Are vaccines still effective against these variants?
Yes, but perhaps not quite as effective.
In a pair of recent manuscripts, the developers of the Moderna and Pfizer-BioNTech vaccines examined whether antibodies from vaccinated individuals would neutralize (prevent from replicating) viruses containing mutated forms of the SARS-CoV-2 spike protein in cell culture. The antibodies functioned well against a virus carrying the B.1.1.7 mutations, but neutralization was reduced when the B.1.351 mutations were introduced. However, both companies expect the vaccines to work well even against this variant; the lower level of protective antibodies is still considered enough to prevent infection. The Novavax and Johnson & Johnson vaccines, not yet available in the U.S., also appeared to be less effective against the B.1.351 and P.1 variants in trials.
Boosters tailored to new variants may be required in the future, and many are already in development.
Where did these new versions of the virus come from?
We’re not sure. For the B.1.1.7 strain in the U.K., there don’t appear to be any clear “intermediate” viral variants to demonstrate that this strain evolved from the prior dominant strains, accumulating mutations slowly over time in a stepwise pattern.
Instead, scientists are beginning to think there may have been a massive evolutionary leap, which could have occurred in a known individual suffering a lingering infection. A case report from December 2020 describes a SARS-CoV-2 infection in a man who was severely immunocompromised. Over time, scientists found that the population of viruses he harbored underwent “accelerated viral evolution,” likely due to the inability of his immune system to keep the virus in check. When examining the specific mutations, doctors spotted both N501Y and E484K — also part of the B.1.351 and P.1 variants that showed up around the same time, even though the man didn’t have either variant himself.
Now imagine this process happening again and again, around the globe. It only takes one variant replicating in the right person and in the right setting to take off and spread in the population.
What are we doing in the U.S. to find and stop these variants?

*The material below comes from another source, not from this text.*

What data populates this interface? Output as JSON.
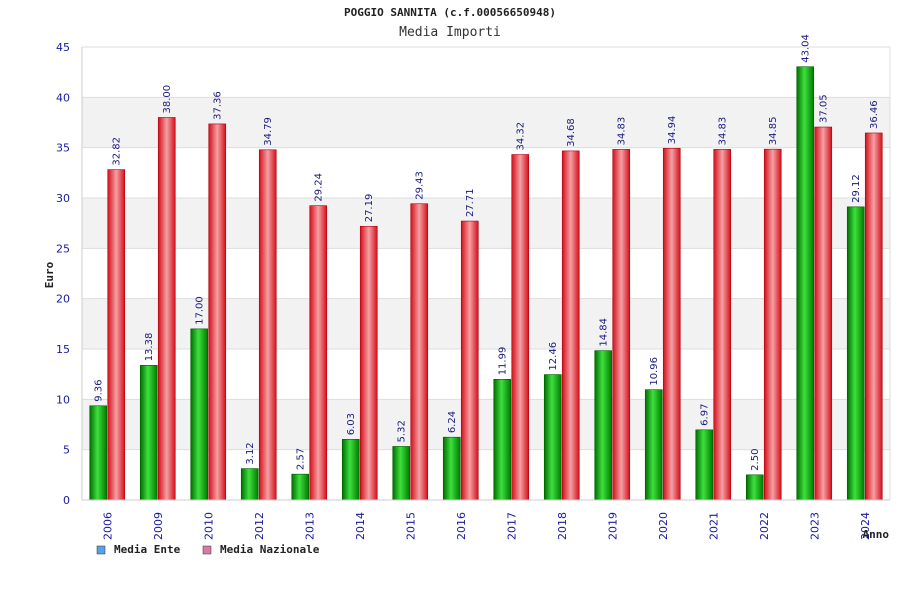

Not as much as we need to do, but more than we were doing. As of February 7, 2021, the U.S. ranked 36th in the world in terms of sequencing our viral isolates, carrying out genomic analyses of only 0.36% of our confirmed cases. For comparison, the U.K. sequences approximately 10% of its cases, and Denmark 50%. The Biden administration has increased sequencing goals dramatically and earmarked additional funds for viral sequencing.
As far as stopping them is concerned, we must continue to do what we’ve been doing all along: wear masks, maintain social distancing, stay home, wash hands. We can now also add getting vaccinated as soon as a vaccine is available to you. This is important even if the variants reduce vaccine effectiveness somewhat, as at least the B.1.351 and P.1 variants seem to do — decreased effectiveness is still better than no effectiveness, and even a vaccine that is less effective at preventing infection can still protect against serious illness.
The key is to provide less tinder for the fire: Reduce susceptible hosts for the variants and stop their replication by following basic public health interventions and getting vaccinated. When the virus chances upon beneficial mutations, it’s as if it won the lottery; as virologist Angela Rasmussen suggests, we need to “stop selling it tickets.”